Early Career Production

Tayvion Robinson, the 5’10”187lb wide receiver from Virginia Tech, is the single best value in all C2C and devy formats. Currently ranked outside our top 165 WRs, Robinson has been one of the top receivers in the 2022 class through two seasons. Classified as an ATH for recruiting purposes, Robinson switched from quarterback to wide receiver his true freshman year and has managed to stay under the radar thus far.

Through two seasons only nine wide receivers have crossed the thresholds for Receiving Yards Per Team Pass Attempt (YPTPA). 

The list above shows the players who qualified, along with the respective weighted dominators in the 2022 class. Robinson, became a full-time wide receiver only last year but managed to elevate his game in his second season. His 2.32 YPTPA and 26% weighted dominator are impressive for the entire class. Not bad for an “athlete”.

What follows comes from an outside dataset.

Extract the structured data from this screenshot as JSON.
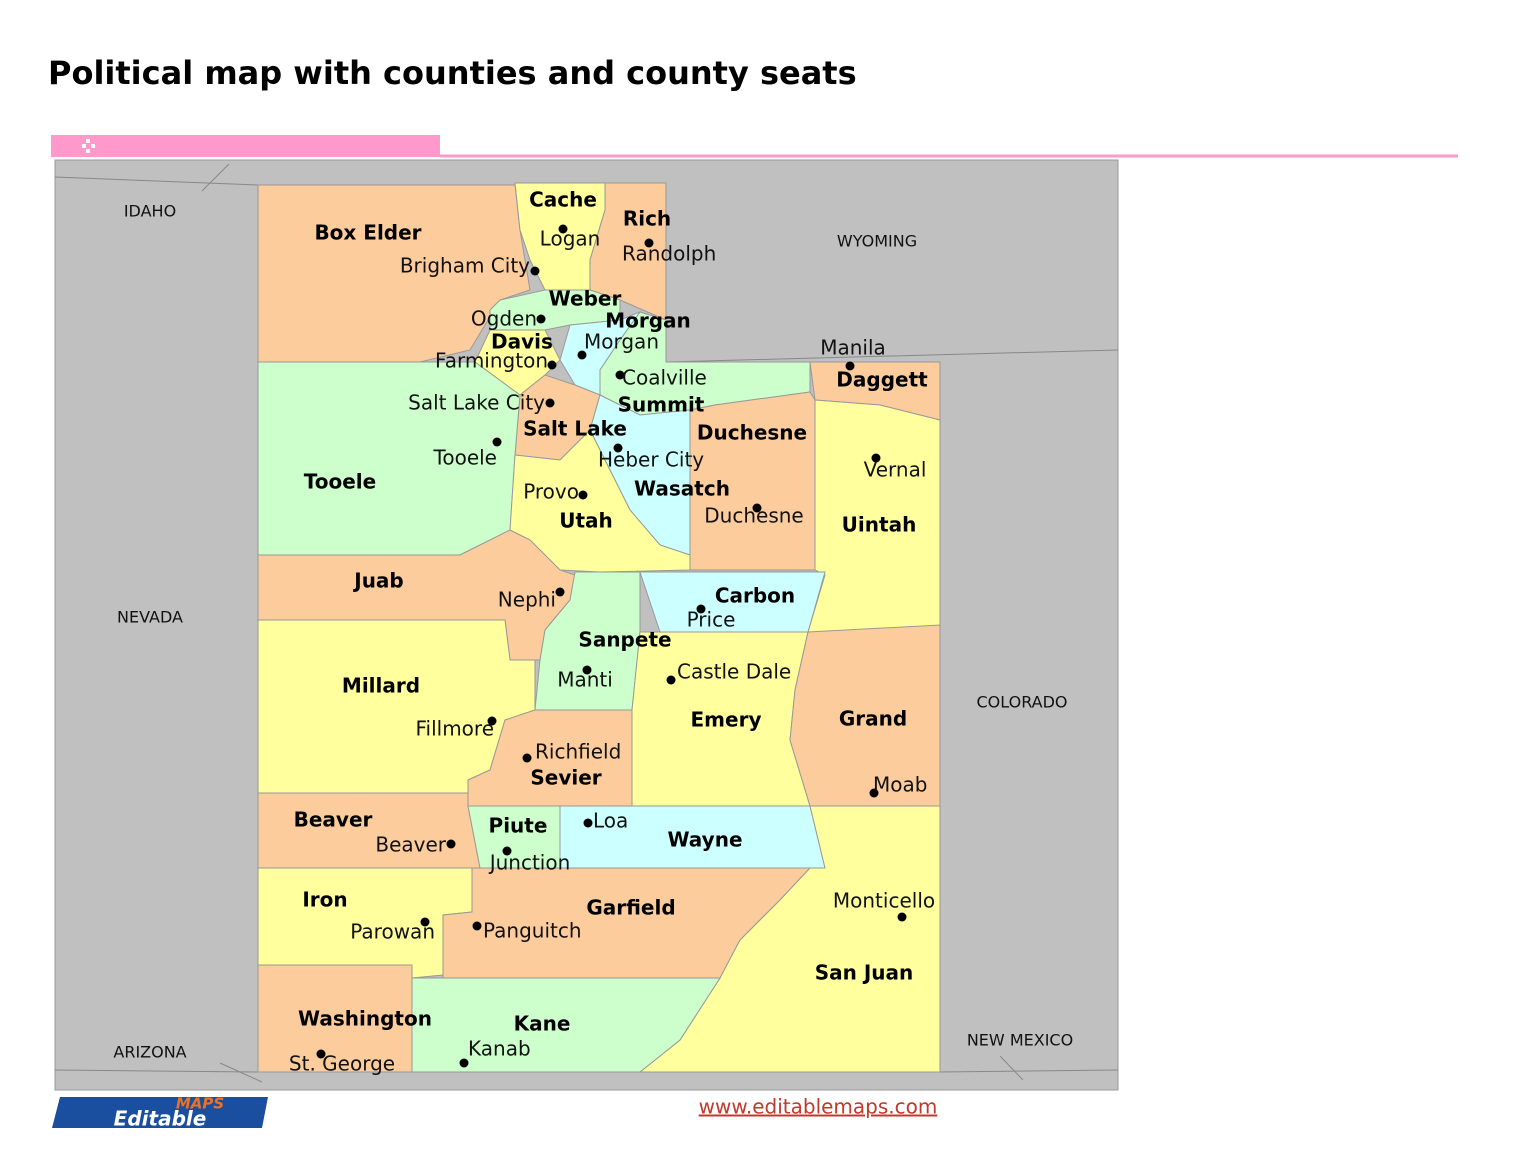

Crossing the threshold based on the regression line, Robinson was one of six to do so in his sophomore season. Along with David Bell, Treylon Burks, Garrett Wilson, Zay Flowers, and Wan’Dale Robinson, Tayvion Robinson joins elite company. Compared to the above players in ADP, Flowers is the lowest at consensus WR22 while Robinson remains unranked. Using weighted dominator is specifically important in this context. It shows production within the offense using both yards and touchdowns. It allows us to evaluate players standing out in their situation, proving they can contribute at a high level. Robinson, who was not a prolific producer compared to his peers, was prolific in Hendon Hooker’s subpar passing offense.

YPTPA is an important metric because it distills down efficiency while also accounting for volume. When evaluating a prospect with both metrics (weighted dominator above), it points to not only intent but efficiency with intent (YPTPA).

Although his collegiate production leaves much to be desired, his 592 receiving yards was first on a team that combined for just over 2,200 total passing yards. Being first in receptions, he was also very efficient, evidenced by his YPTPA and 15.6 yards per reception.

Robinson’s Role and What to Expect

Considering year one was marked as a learning year for Robinson, his second year saw him excel at the position. Robinson was limited in his freshman year alignment, but his sophomore season was highlighted by lining up all over the formation. Robinson can play both inside and outside, and his production last year shows the strides he’s making.  

Beyond playing receiver, Robinson was one of the country’s better returners as a true freshman. Securing a spot on PFF’s All-Freshmen team, Robinson graded (83.0) as the highest freshman punt returner in the nation along with an average return of 14.5 yards. Although he struggled in his sophomore year on returns, the dominance as a true freshman shows his return ability regardless.

A full season with Braxton Burmeister at quarterback should improve the overall passing offense, giving Robinson more C2C value. Burmeister flashed some in limited action last season, going 3-1 with a 78% completion percentage and over 10 yards per attempt to end the season against Clemson and Virginia. With Burmeister, Robinson had three of his better games, capping the season off with a 5-98-1 line against the Cavaliers.

Part of what is holding Robinson back is his high-school athletic testing. A 4.87 40-time combined with a 28.4 vertical jump is not good enough for the pro game. The hope for Robinson is that with the right training and strength coaches, he can improve on both marks and get them into acceptable ranges. Although he may never be a special athlete, his production speaks for itself, and he can be good enough.

Conclusion

A productive receiver flying under the radar, this season will be a big test for Tayvion Robinson. Paired with a quarterback with whom he performed the best, Robinson could take the next step and become a household name this time next year. An early producer, his efficiency and market share on a bad passing offense put him in impressive company. Robinson’s outlook has nowhere to go but up. Moving forward, Robinson is my favorite value in devy and C2C drafts and a must-get on all my teams.